Given a set of social and political and geographic criteria, including 
district compactness - measured e.g. as Alex suggests or by sum of some 
function of distance of each voter from a minimiziing 'central' point in 
her/his district - it would probably be impossible even with current 
computing power to choose the VERY best apportionment scheme.

However, each voter, or each of a large class of undeniable experts, could 
each be allowed to nominate an apportionment scheme, and then computer 
checking could verify which scheme among those nominated would be best or 
near best.  Or, a legislature or court would be mandated to choose from 
among the top 100, or top 5, or maybe instead the top 1%, of the nominated 
schemes.

----Original Message Follows----
From: "Alex Small" <asmall at physics.ucsb.edu>
Reply-To: election-methods-list at eskimo.com
To: <election-methods-list at eskimo.com>
Subject: Re:[EM] Gerrymandering
Date: Mon, 18 Mar 2002 18:42:56 -0800 (PST)

Probably the simplest measure I can think of, and the most easy to justify
(at least in a simple case) is the average perimeter of each district.

Simple case:  Suppose that we have a square region with uniform population
density.  Draw a straight line that divides it in half.

Here's an obvious gerrymander:

  __________
|        | |
|   _  _|  |
|  /|_|    |
|  \  ____ |
|   | |  | |
|   |_| _| |
|______|___|

(I don't know if I got the area exactly 50-50, but you get the point.)

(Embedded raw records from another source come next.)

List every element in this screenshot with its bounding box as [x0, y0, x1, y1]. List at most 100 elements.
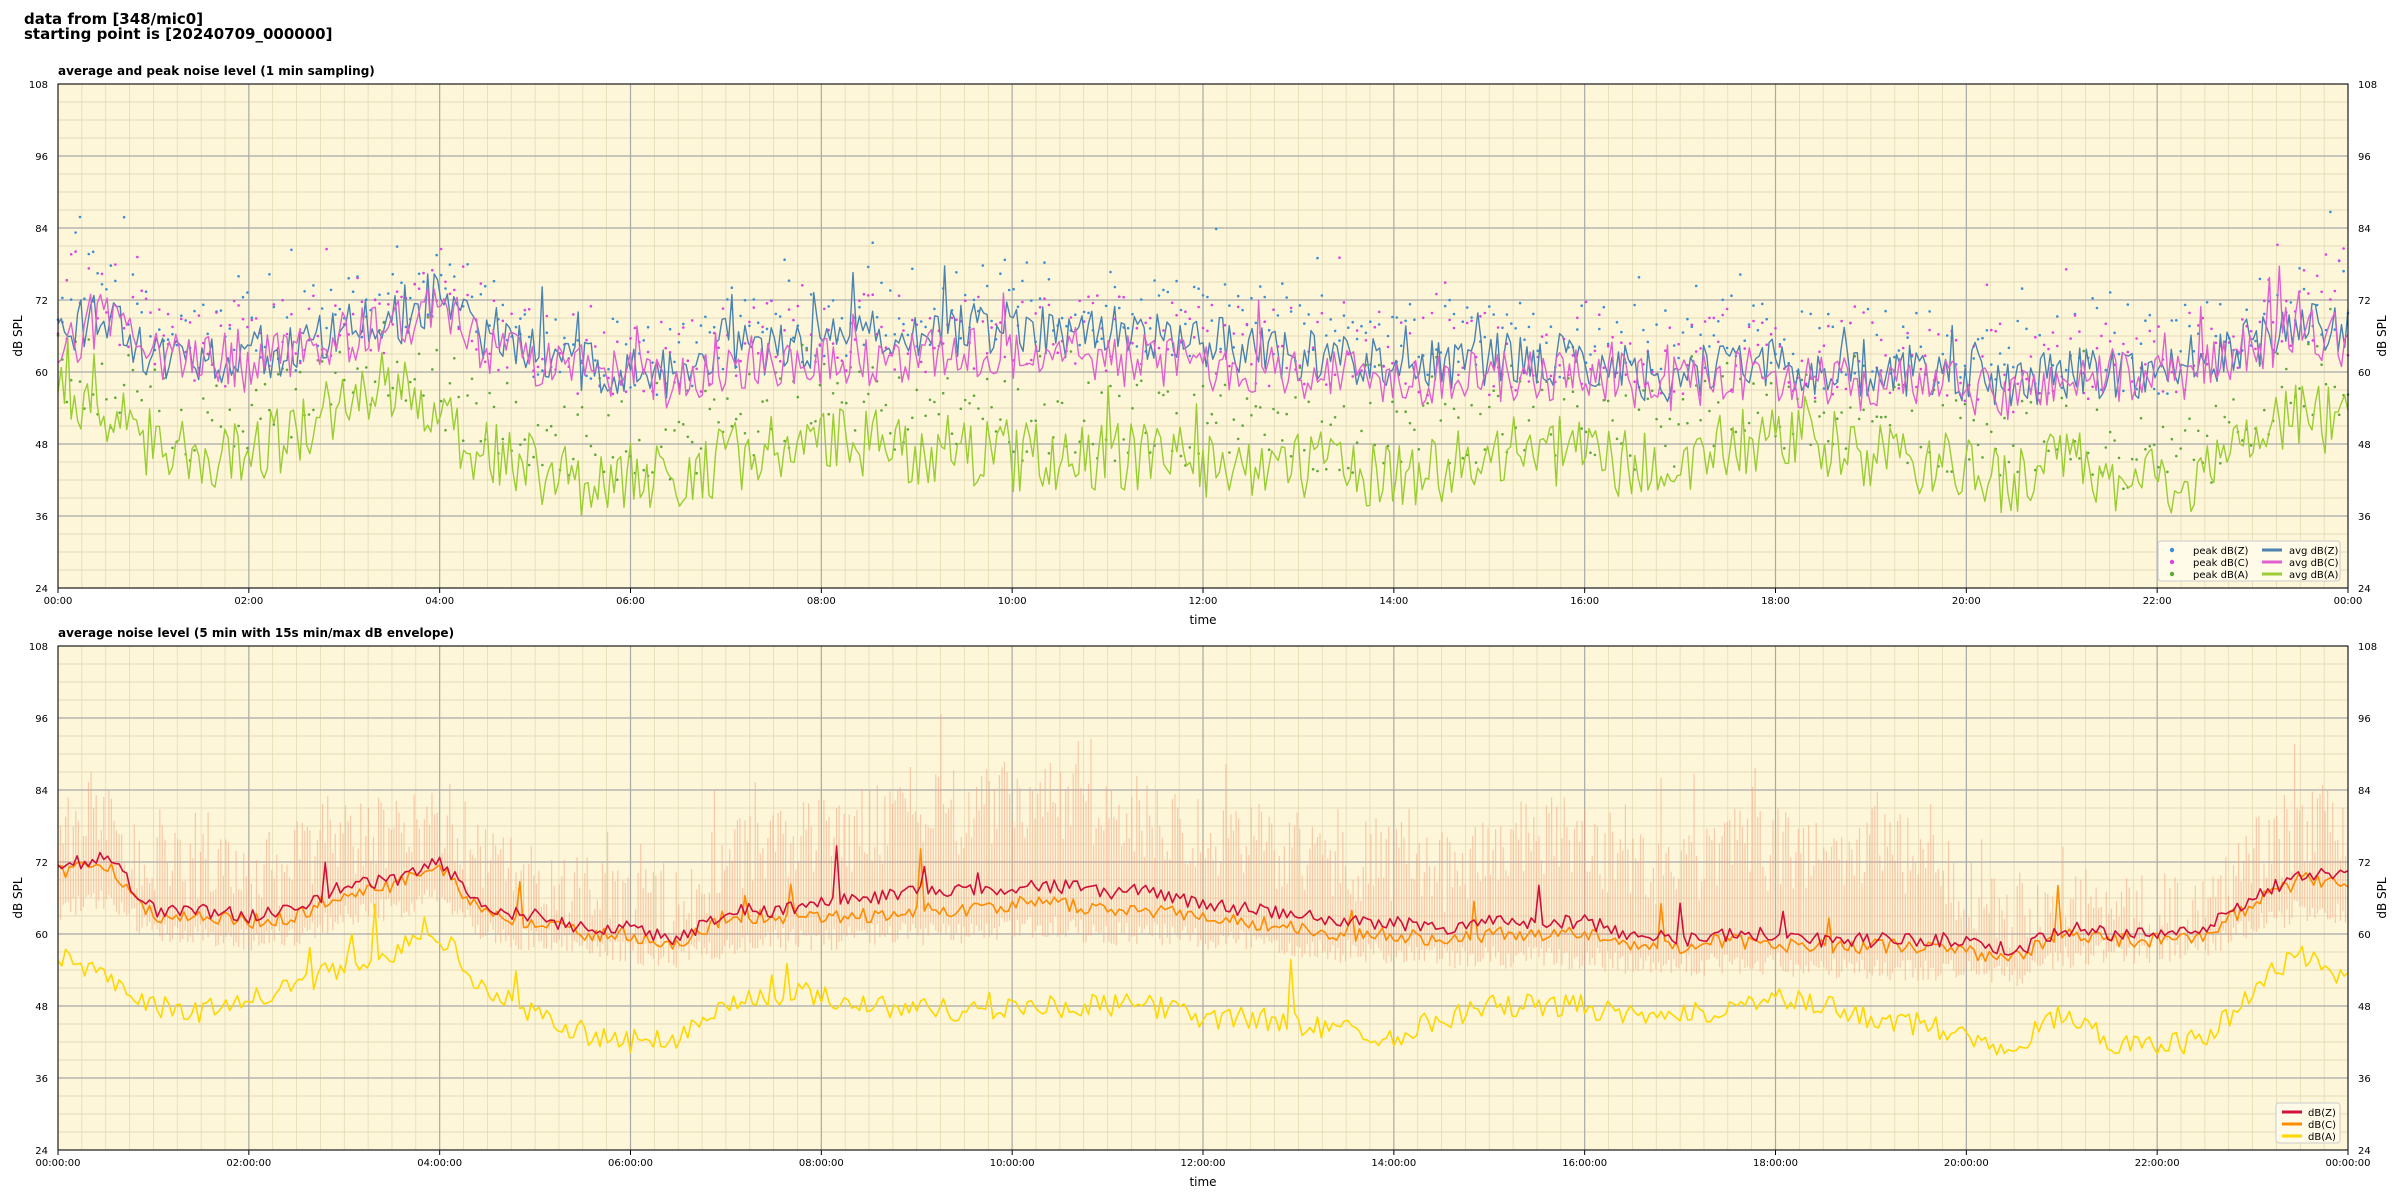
peak-z-dot — [422, 280, 425, 284]
peak-a-dot — [963, 398, 967, 402]
peak-z-dot — [1884, 309, 1887, 313]
peak-a-dot — [655, 381, 659, 385]
y-tick-label-right: 48 — [2358, 1002, 2371, 1013]
peak-c-dot — [611, 392, 615, 396]
peak-c-dot — [74, 250, 77, 253]
peak-z-dot — [1664, 309, 1667, 312]
peak-a-dot — [1580, 427, 1583, 430]
peak-a-dot — [457, 395, 461, 399]
peak-c-dot — [1699, 347, 1702, 350]
peak-z-dot — [712, 325, 716, 329]
peak-c-dot — [1849, 321, 1852, 325]
peak-z-dot — [1408, 302, 1412, 306]
peak-c-dot — [2003, 373, 2006, 377]
peak-c-dot — [1813, 396, 1817, 400]
peak-a-dot — [1082, 419, 1086, 423]
peak-z-dot — [1351, 320, 1354, 324]
peak-z-dot — [774, 312, 778, 316]
y-tick-label-left: 24 — [35, 1146, 48, 1157]
peak-z-dot — [320, 307, 324, 310]
peak-c-dot — [1038, 305, 1042, 309]
peak-a-dot — [439, 399, 443, 403]
peak-a-dot — [1307, 400, 1310, 404]
peak-c-dot — [241, 317, 245, 321]
peak-a-dot — [2042, 440, 2046, 443]
peak-a-dot — [572, 457, 575, 461]
peak-z-dot — [1523, 338, 1526, 342]
peak-c-dot — [963, 299, 967, 303]
peak-a-dot — [1259, 406, 1262, 409]
peak-z-dot — [1113, 285, 1117, 289]
peak-c-dot — [1694, 350, 1698, 353]
legend-label: peak dB(A) — [2193, 570, 2249, 581]
peak-a-dot — [999, 418, 1002, 421]
x-tick-label: 20:00 — [1952, 596, 1981, 607]
peak-c-dot — [981, 320, 985, 323]
peak-c-dot — [1210, 303, 1214, 307]
peak-c-dot — [1047, 303, 1051, 307]
peak-z-dot — [545, 331, 549, 335]
peak-c-dot — [298, 361, 302, 365]
peak-a-dot — [616, 478, 619, 482]
peak-z-dot — [2007, 346, 2011, 350]
peak-z-dot — [1518, 301, 1522, 305]
peak-a-dot — [69, 378, 73, 382]
peak-a-dot — [906, 428, 910, 431]
peak-a-dot — [1016, 388, 1020, 391]
peak-a-dot — [1690, 355, 1694, 358]
y-tick-label-right: 72 — [2358, 296, 2371, 307]
peak-c-dot — [682, 326, 685, 329]
peak-z-dot — [334, 313, 337, 316]
peak-c-dot — [906, 352, 910, 356]
peak-c-dot — [188, 321, 192, 324]
peak-c-dot — [1602, 366, 1606, 370]
y-tick-label-right: 96 — [2358, 714, 2371, 725]
peak-z-dot — [1236, 294, 1240, 298]
peak-z-dot — [232, 348, 236, 352]
peak-a-dot — [1968, 458, 1971, 461]
peak-z-dot — [2258, 277, 2262, 281]
peak-z-dot — [149, 335, 152, 338]
peak-a-dot — [1769, 381, 1773, 385]
peak-z-dot — [1747, 323, 1751, 326]
peak-a-dot — [2298, 387, 2301, 390]
peak-z-dot — [360, 335, 364, 339]
peak-a-dot — [2091, 473, 2094, 476]
peak-z-dot — [395, 245, 399, 248]
peak-c-dot — [219, 324, 223, 328]
peak-z-dot — [1672, 344, 1676, 347]
peak-c-dot — [1822, 344, 1826, 348]
peak-z-dot — [576, 339, 579, 342]
peak-z-dot — [1250, 296, 1253, 300]
peak-c-dot — [642, 389, 645, 393]
peak-a-dot — [395, 360, 399, 364]
x-tick-label: 18:00:00 — [1753, 1158, 1798, 1169]
peak-z-dot — [184, 319, 187, 322]
peak-z-dot — [1369, 320, 1372, 324]
x-tick-label: 18:00 — [1761, 596, 1790, 607]
peak-c-dot — [1959, 381, 1962, 385]
peak-a-dot — [140, 398, 143, 402]
peak-a-dot — [206, 411, 209, 414]
peak-z-dot — [1259, 285, 1262, 288]
peak-a-dot — [1681, 397, 1685, 401]
peak-z-dot — [1972, 357, 1975, 360]
peak-c-dot — [444, 280, 447, 284]
peak-c-dot — [136, 255, 139, 259]
peak-a-dot — [1602, 398, 1606, 402]
peak-c-dot — [2210, 327, 2213, 331]
peak-z-dot — [1267, 328, 1271, 332]
peak-a-dot — [1990, 430, 1993, 434]
peak-a-dot — [686, 435, 690, 439]
peak-z-dot — [409, 296, 412, 300]
peak-a-dot — [624, 450, 628, 453]
peak-z-dot — [1598, 327, 1601, 331]
peak-c-dot — [2038, 391, 2041, 395]
peak-a-dot — [831, 392, 835, 395]
peak-c-dot — [717, 346, 720, 350]
peak-z-dot — [1197, 287, 1200, 291]
peak-z-dot — [1082, 310, 1086, 314]
peak-c-dot — [2078, 330, 2081, 333]
peak-a-dot — [2337, 413, 2341, 417]
peak-a-dot — [466, 394, 469, 397]
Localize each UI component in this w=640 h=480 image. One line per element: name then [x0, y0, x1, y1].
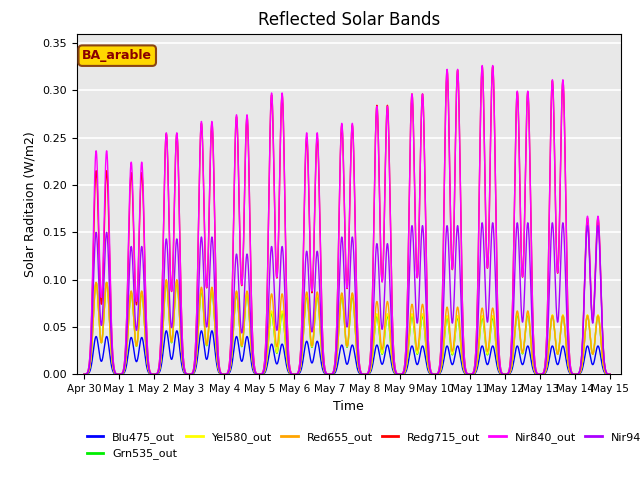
X-axis label: Time: Time	[333, 400, 364, 413]
Legend: Blu475_out, Grn535_out, Yel580_out, Red655_out, Redg715_out, Nir840_out, Nir945_: Blu475_out, Grn535_out, Yel580_out, Red6…	[83, 428, 640, 464]
Title: Reflected Solar Bands: Reflected Solar Bands	[258, 11, 440, 29]
Text: BA_arable: BA_arable	[82, 49, 152, 62]
Y-axis label: Solar Raditaion (W/m2): Solar Raditaion (W/m2)	[24, 131, 36, 277]
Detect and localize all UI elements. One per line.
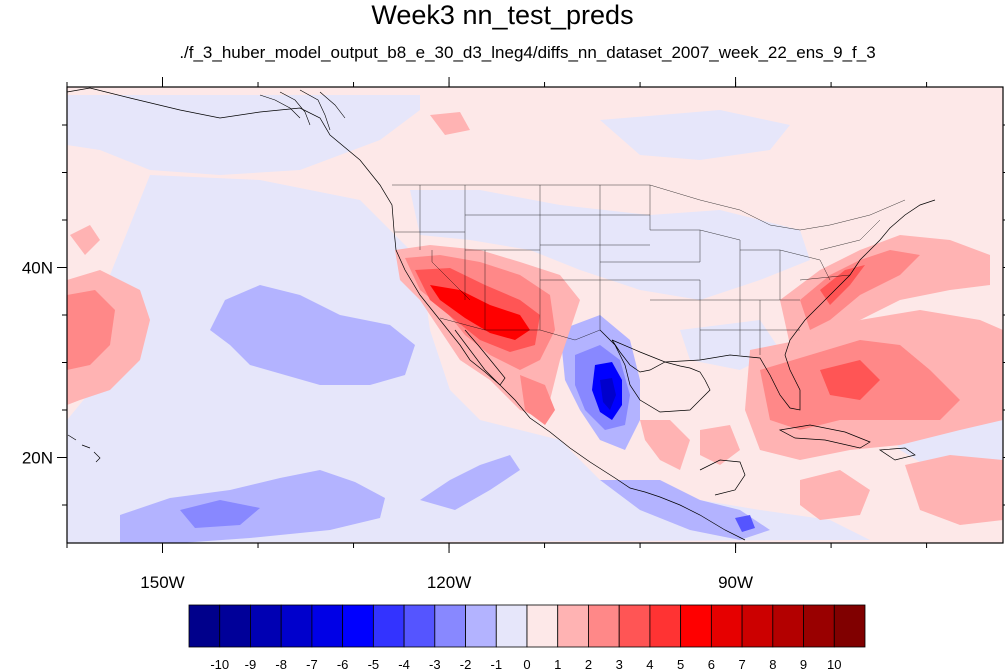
colorbar-label: 7: [738, 657, 745, 672]
colorbar-label: 10: [827, 657, 841, 672]
anomaly-region-neg2: [210, 285, 415, 385]
anomaly-region-neg1: [67, 175, 870, 543]
colorbar-box: [649, 604, 682, 648]
x-axis: 150W 120W 90W: [66, 77, 928, 592]
anomaly-region-neg3: [180, 500, 260, 528]
anomaly-region-pos3: [520, 375, 555, 425]
colorbar-label: 4: [646, 657, 653, 672]
anomaly-region-pos2: [800, 470, 870, 520]
x-tick-label: 90W: [718, 573, 753, 592]
colorbar-label: 8: [769, 657, 776, 672]
x-tick-label: 150W: [140, 573, 184, 592]
colorbar: -10 -9 -8 -7 -6 -5 -4 -3 -2 -1 0 1 2 3 4 5 6 7 8 9 10: [188, 604, 866, 672]
colorbar-box: [557, 604, 589, 648]
colorbar-box: [188, 604, 221, 648]
alaska-panhandle: [259, 89, 346, 131]
colorbar-box: [342, 604, 374, 648]
x-tick-label: 120W: [427, 573, 471, 592]
yucatan: [699, 459, 746, 496]
colorbar-label: -9: [245, 657, 257, 672]
colorbar-label: -8: [275, 657, 287, 672]
colorbar-box: [741, 604, 774, 648]
colorbar-label: 9: [800, 657, 807, 672]
anomaly-region-pos3: [67, 290, 115, 370]
anomaly-region-pos4: [820, 360, 880, 400]
colorbar-box: [710, 604, 743, 648]
colorbar-box: [680, 604, 712, 648]
colorbar-box: [618, 604, 651, 648]
colorbar-label: -5: [368, 657, 380, 672]
y-tick-label: 20N: [22, 449, 53, 468]
colorbar-label: 2: [585, 657, 592, 672]
colorbar-box: [526, 604, 559, 648]
plot-subtitle: ./f_3_huber_model_output_b8_e_30_d3_lneg…: [179, 43, 876, 62]
colorbar-label: -1: [490, 657, 502, 672]
baja-california: [454, 329, 506, 386]
colorbar-label: 6: [708, 657, 715, 672]
colorbar-label: -4: [398, 657, 410, 672]
anomaly-region-pos6: [430, 285, 530, 340]
us-gulf-east-coast: [611, 199, 936, 411]
anomaly-region-pos2: [430, 112, 470, 135]
y-axis: 40N 20N: [22, 124, 1005, 506]
alaska-panhandle-coast: [259, 89, 346, 131]
anomaly-region-pos4: [820, 265, 865, 305]
colorbar-label: 5: [677, 657, 684, 672]
colorbar-label: 1: [554, 657, 561, 672]
colorbar-box: [495, 604, 528, 648]
colorbar-label: -2: [460, 657, 472, 672]
anomaly-region-pos2: [70, 225, 100, 255]
anomaly-region-neg1: [67, 95, 420, 175]
coastlines: [67, 87, 936, 541]
map-panel: [67, 87, 1003, 543]
north-america-coast: [67, 87, 746, 541]
colorbar-label: -10: [210, 657, 229, 672]
anomaly-region-pos2: [640, 420, 690, 470]
colorbar-box: [803, 604, 835, 648]
colorbar-label: 3: [616, 657, 623, 672]
colorbar-box: [219, 604, 251, 648]
state-borders: [392, 184, 906, 360]
anomaly-region-pos3: [800, 250, 920, 330]
colorbar-label: -6: [337, 657, 349, 672]
colorbar-box: [833, 604, 866, 648]
colorbar-box: [372, 604, 405, 648]
anomaly-region-neg6: [600, 378, 616, 410]
state-lines-east: [699, 219, 881, 355]
hawaii: [67, 434, 101, 463]
anomaly-region-neg2: [600, 480, 770, 540]
anomaly-region-neg1: [600, 110, 790, 160]
colorbar-box: [280, 604, 313, 648]
plot-title: Week3 nn_test_preds: [371, 0, 634, 30]
y-tick-label: 40N: [22, 259, 53, 278]
colorbar-box: [311, 604, 344, 648]
colorbar-label: 0: [523, 657, 530, 672]
anomaly-region-pos2: [905, 455, 1003, 525]
anomaly-region-neg2: [420, 455, 520, 510]
anomaly-region-neg4: [735, 515, 755, 532]
colorbar-box: [588, 604, 620, 648]
gulf-coast: [599, 329, 711, 413]
hispaniola: [878, 447, 916, 461]
colorbar-box: [403, 604, 436, 648]
colorbar-box: [772, 604, 804, 648]
colorbar-label: -3: [429, 657, 441, 672]
anomaly-region-pos2: [700, 425, 740, 465]
us-canada-border: [392, 184, 906, 231]
colorbar-box: [465, 604, 497, 648]
colorbar-box: [250, 604, 282, 648]
colorbar-box: [434, 604, 466, 648]
cuba: [778, 424, 871, 449]
colorbar-label: -7: [306, 657, 318, 672]
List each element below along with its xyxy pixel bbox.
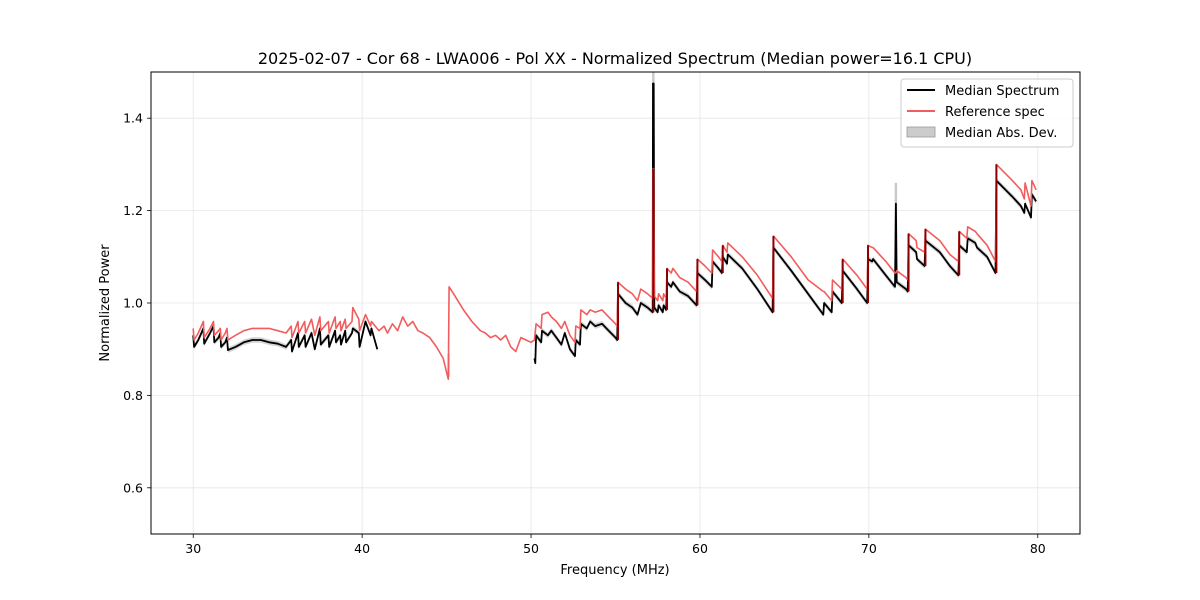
y-axis-label: Normalized Power [98,244,113,362]
x-tick-label: 30 [185,541,201,556]
legend-box [900,78,1074,148]
x-tick-label: 70 [861,541,877,556]
x-tick-label: 80 [1030,541,1046,556]
x-tick-label: 60 [692,541,708,556]
legend-label-median-abs-dev: Median Abs. Dev. [945,126,1057,141]
legend-swatch-median-abs-dev [906,126,936,138]
series-lines [192,82,1037,381]
reference-spectrum-line [192,163,1037,381]
legend-label-median-spectrum: Median Spectrum [945,84,1059,99]
y-tick-label: 0.6 [123,480,143,495]
legend-label-reference-spec: Reference spec [945,105,1045,120]
y-tick-label: 1.2 [123,203,143,218]
y-tick-label: 1.0 [123,296,143,311]
x-axis-ticks: 30 40 50 60 70 80 [185,534,1046,556]
y-tick-label: 1.4 [123,111,143,126]
y-axis-ticks: 0.6 0.8 1.0 1.2 1.4 [123,111,151,495]
legend: Median Spectrum Reference spec Median Ab… [900,78,1074,148]
chart-title: 2025-02-07 - Cor 68 - LWA006 - Pol XX - … [258,49,972,68]
x-axis-label: Frequency (MHz) [560,563,669,578]
y-tick-label: 0.8 [123,388,143,403]
x-tick-label: 50 [523,541,539,556]
x-tick-label: 40 [354,541,370,556]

Those two districts give a much higher average perimeter.  Now, I realize
that people want districts to respect city and county lines, give fair
representation to ethnic minorities, represent distinct economic interests,
and solve every other problem under the sun, so maybe simple rectangles
aren't the best solution.  But trying to solve all those problems with
single-member districts requires King Solomon.  PR is much easier.